📄
Abstract - MCJudgeBench: A Benchmark for Constraint-Level Judge Evaluation in Multi-Constraint Instruction Following
Multi-constraint instruction following requires verifying whether a response satisfies multiple individual requirements, yet LLM judges are often assessed only through overall-response judgments. We introduce MCJudgeBench, a benchmark for constraint-level judge evaluation in multi-constraint instruction following. Each instance includes an instruction, a candidate response, an explicit constraint list, per-constraint gold labels in {yes, partial, no}, and controlled response-side perturbations. The evaluation protocol further includes evaluation prompt variants to test judge stability. We evaluate proprietary and open-source LLM judges using both correctness and inconsistency metrics, distinguishing intrinsic inconsistency under stochastic decoding from procedural inconsistency under prompt and response perturbations. Our results show that judge reliability has multiple dimensions: strong overall performance does not guarantee equally reliable detection across label categories, especially for rarer partial and no cases. Judges with higher correctness do not always have lower inconsistency. Evaluation with reasoning improves correctness but does not uniformly improve stability.
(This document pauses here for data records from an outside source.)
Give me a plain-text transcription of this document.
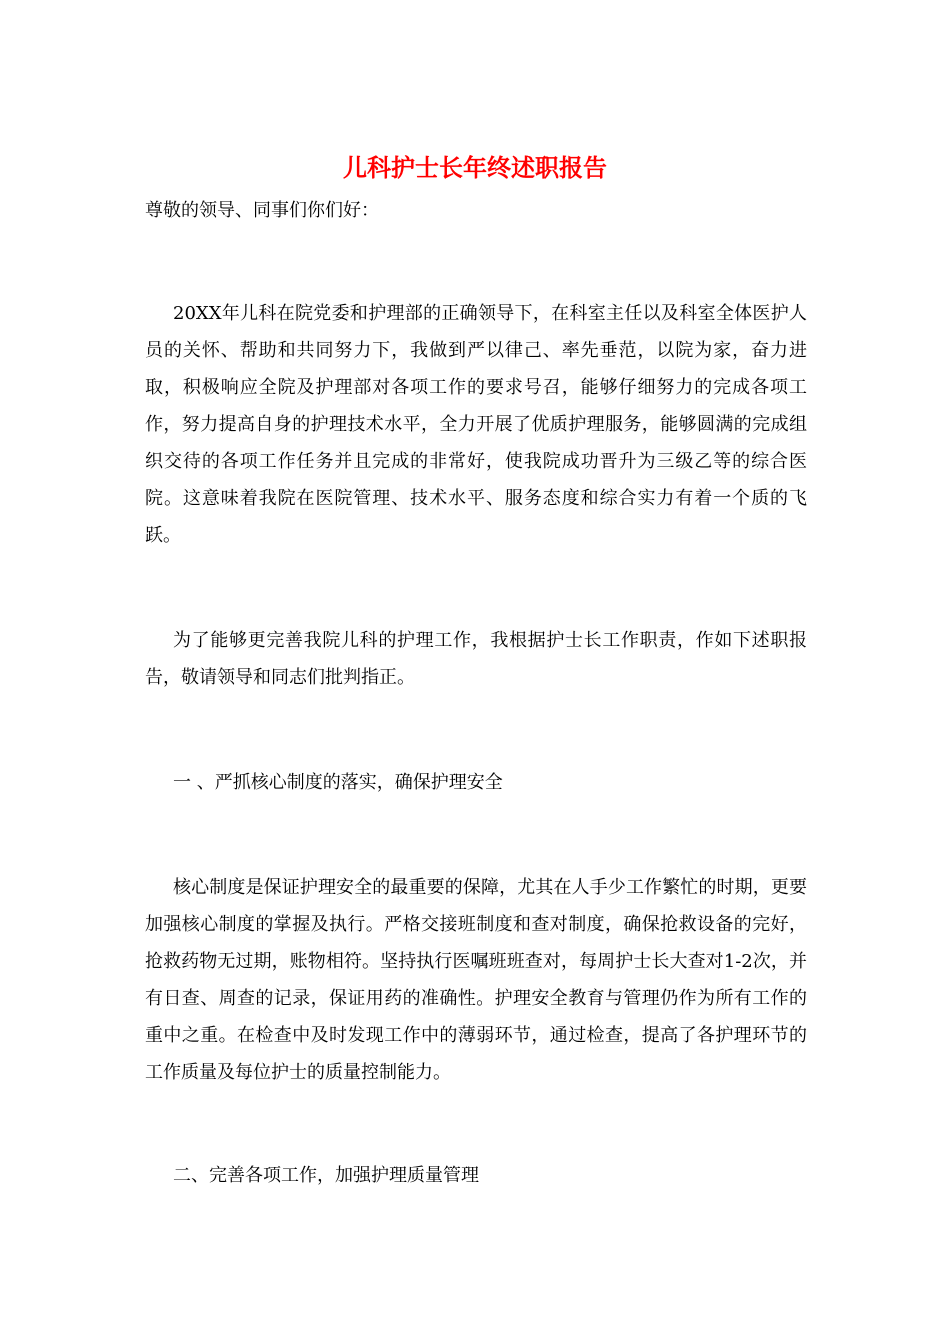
儿科护士长年终述职报告

尊敬的领导、同事们你们好：

20XX年儿科在院党委和护理部的正确领导下，在科室主任以及科室全体医护人员的关怀、帮助和共同努力下，我做到严以律己、率先垂范，以院为家，奋力进取，积极响应全院及护理部对各项工作的要求号召，能够仔细努力的完成各项工作，努力提高自身的护理技术水平，全力开展了优质护理服务，能够圆满的完成组织交待的各项工作任务并且完成的非常好，使我院成功晋升为三级乙等的综合医院。这意味着我院在医院管理、技术水平、服务态度和综合实力有着一个质的飞跃。

为了能够更完善我院儿科的护理工作，我根据护士长工作职责，作如下述职报告，敬请领导和同志们批判指正。

一 、严抓核心制度的落实，确保护理安全

核心制度是保证护理安全的最重要的保障，尤其在人手少工作繁忙的时期，更要加强核心制度的掌握及执行。严格交接班制度和查对制度，确保抢救设备的完好，抢救药物无过期，账物相符。坚持执行医嘱班班查对，每周护士长大查对1-2次，并有日查、周查的记录，保证用药的准确性。护理安全教育与管理仍作为所有工作的重中之重。在检查中及时发现工作中的薄弱环节，通过检查，提高了各护理环节的工作质量及每位护士的质量控制能力。

二、完善各项工作，加强护理质量管理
These findings motivate evaluating LLM judges at the constraint level to study these failure modes.
MCJudgeBench:面向多约束指令跟随中约束级别评判的基准测试 /
MCJudgeBench: A Benchmark for Constraint-Level Judge Evaluation in Multi-Constraint Instruction Following
1️⃣ 一句话总结
该论文提出了一个名为MCJudgeBench的新基准,专门用于评估AI模型(如大语言模型)在判断复杂指令时,是否能逐一核对每条约束条件(而不是笼统地看整体回答),并发现即使是高性能的评判模型,在检测不常见或部分符合的约束时也会出错,且高准确性并不一定意味着高稳定性。